Save the Soil: A Guide to Successful Cover Cropping

Cover cropping, otherwise known as a catch crop, is the act of saving the soil through alternate and selective crop planting. You plant a crop not only to harvest but to cover the soil to restore its fertility. It is like intentionally planting unwanted crops to fulfill the purpose. And it acts like a scavenger crop that helps you clean or revitalize the soil and make it suitable for farming.

The end goal and success are not about how you do it but how you save the soil and ultimately save the environment. Cover crops revitalize soil health, prevent soil erosion, control the occurrence of pests, weeds, and diseases, and most of all preserve biodiversity.

As you consistently use the soil and consume its nutrients, you deplete its nutrients and fertility, resulting in barren or useless soil.

For sustainable farming, you can apply the cover cropping method to your field. To succeed in doing the process, you must know the basics and apply everything that  you will  learn herein.

A Healthy Soil 

The soil is the primary source of nutrients, oxygen, water, and root support of the plants. Soil is needed for the plants to grow and flourish. It is also needed to protect plant roots from drastic external forces such as temperature changes.

More than anything else, healthy soil is a living ecosystem of microscopic organisms that performs vital functions. Soil converts dead and decaying matter and performs critical regeneration processes of minerals into essential plant nutrients. Soil determines the nutrient capacity that will indicate and improve healthy crop production. Above all,  healthy soil increases its carbon content and helps mitigate climate change.

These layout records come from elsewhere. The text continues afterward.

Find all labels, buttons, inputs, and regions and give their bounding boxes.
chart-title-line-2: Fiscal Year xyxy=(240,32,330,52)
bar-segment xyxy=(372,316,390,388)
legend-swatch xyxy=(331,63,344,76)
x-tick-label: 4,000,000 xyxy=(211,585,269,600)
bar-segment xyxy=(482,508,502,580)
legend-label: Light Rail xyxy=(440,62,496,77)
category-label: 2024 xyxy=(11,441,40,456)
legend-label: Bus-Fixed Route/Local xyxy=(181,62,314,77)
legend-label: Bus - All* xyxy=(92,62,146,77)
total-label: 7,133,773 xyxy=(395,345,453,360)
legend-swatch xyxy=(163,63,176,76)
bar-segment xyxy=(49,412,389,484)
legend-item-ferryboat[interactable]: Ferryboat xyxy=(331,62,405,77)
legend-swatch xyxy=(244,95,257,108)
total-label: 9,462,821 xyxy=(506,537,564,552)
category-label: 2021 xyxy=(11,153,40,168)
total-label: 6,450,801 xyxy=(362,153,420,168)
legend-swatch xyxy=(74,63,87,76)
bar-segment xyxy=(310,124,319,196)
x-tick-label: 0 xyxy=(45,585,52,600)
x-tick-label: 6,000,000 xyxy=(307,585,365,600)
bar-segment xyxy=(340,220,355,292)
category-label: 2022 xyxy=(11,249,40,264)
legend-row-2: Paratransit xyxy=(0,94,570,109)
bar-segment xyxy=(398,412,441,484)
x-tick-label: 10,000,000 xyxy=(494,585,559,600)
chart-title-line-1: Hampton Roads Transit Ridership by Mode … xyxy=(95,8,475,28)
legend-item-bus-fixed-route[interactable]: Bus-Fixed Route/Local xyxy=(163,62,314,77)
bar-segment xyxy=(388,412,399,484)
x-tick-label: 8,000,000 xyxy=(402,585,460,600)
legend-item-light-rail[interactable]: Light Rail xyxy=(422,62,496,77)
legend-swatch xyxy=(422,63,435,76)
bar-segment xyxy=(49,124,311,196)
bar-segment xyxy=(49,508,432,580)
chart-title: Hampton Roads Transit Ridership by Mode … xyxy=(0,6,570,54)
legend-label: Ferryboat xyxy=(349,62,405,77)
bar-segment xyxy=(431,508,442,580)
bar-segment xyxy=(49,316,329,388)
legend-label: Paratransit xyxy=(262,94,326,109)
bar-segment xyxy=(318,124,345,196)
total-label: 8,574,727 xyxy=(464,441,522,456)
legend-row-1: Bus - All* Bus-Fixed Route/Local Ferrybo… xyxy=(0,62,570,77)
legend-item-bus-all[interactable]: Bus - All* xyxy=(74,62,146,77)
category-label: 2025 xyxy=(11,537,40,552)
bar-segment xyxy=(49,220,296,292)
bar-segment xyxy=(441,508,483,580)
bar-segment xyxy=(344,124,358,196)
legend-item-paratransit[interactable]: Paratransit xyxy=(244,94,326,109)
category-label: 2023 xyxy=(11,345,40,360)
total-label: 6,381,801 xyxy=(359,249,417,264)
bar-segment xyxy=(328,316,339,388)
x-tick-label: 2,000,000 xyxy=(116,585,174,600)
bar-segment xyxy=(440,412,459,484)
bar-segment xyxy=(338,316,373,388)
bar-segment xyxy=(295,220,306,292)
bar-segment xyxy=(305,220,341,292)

To preserve and maintain the potency of the soil and make it sustainable, you must introduce cover cropping into your farming method. It would be best if you learn more about cover cropping so that the process will be efficient, valuable, and successful.

The Cover Crop

Like any farming method, cover cropping has significant purposes that you would want to realize, and among them are the following:

Reduce Soil Erosion

In farming, soil erosion is one of the eminent problems that farmers commonly encounter. It is a natural movement of the topsoil caused by agents like wind, water, mass movement, or tillage. When the soil encounters these agents, it will result in soil erosion wherein the most fertile layer of the soil is eroded or removed and thus end in long-term soil degradation. 

To avoid or reverse the long-term effect of soil erosion, you must apply cover cropping. You can plant non-legume cover crops like barley, wheat, rye, and triticale. These crops reduce soil loss from 32 % to 100%. You can also plant legumes on your farm like lentils, pea, or crimson clover to reduce soil loss by 38 % – 69%. While the best cover crop for soil erosion is mustard which reduces soil loss by up to 82%.

Controls Weeds, Pests, and Diseases

Cover crops have multiple effects on agriculture; among them are reductions of insect infestation, eradication of diseases, weeds, and nematodes. The cover crops seeded in between alleys of the main crops limit the presence of weed, while cover crop mulch limits the growth of weeds. And it also reduces soil-borne pathogens from splashing into the leaves and ultimately to other crops.

Pathogen like verticillium wilt is best eradicated by cover crops like sudangrass, mustards, and brassicas. The crops are also good in the eradication of other soil pathogens. Verticillium wilt usually affects the leaves of plants that commonly appear on warm and sunny days. The disease can damage the leaves that eventually result in inadequate production or even death of plants.

Correct identification of cover crops can help the crop healthily grow and produce a disease-free and bountiful harvest.

Preserve Biodiversity

Cover cropping improves biodiversity on a farm. A biodiverse field hosts more soil organisms like fungi, bacteria, earthworms, redworms, and nightcrawlers. Having them in one field will result in biodiverse soil. And the biodiverse environment of the field will result in healthier soil attained through crop rotation. 

You can make a crop rotation technique by growing mixes of cover crops. Also, you can get the best result by doing crop rotation of various crops. You can plant cereal rye before soybean, oats, radish, or crimson clover before planting corn. These crop rotation methods best create a biodiverse life in the soil that ultimately benefits each crop you plant within the farm area.

Takeaway

Cover cropping is a unique method of ensuring sustainability in farming. It significantly contributes to robust farm production and a bountiful harvest. Cover crops can be a wanted crop or simply an alternate crop that you would only plant for a particular purpose without benefiting the harvest. 

Essentially, cover cropping does not only improve your farming method but ultimately saves the environment. And this is the most remarkable benefit that you could get from the correct application of cover cropping.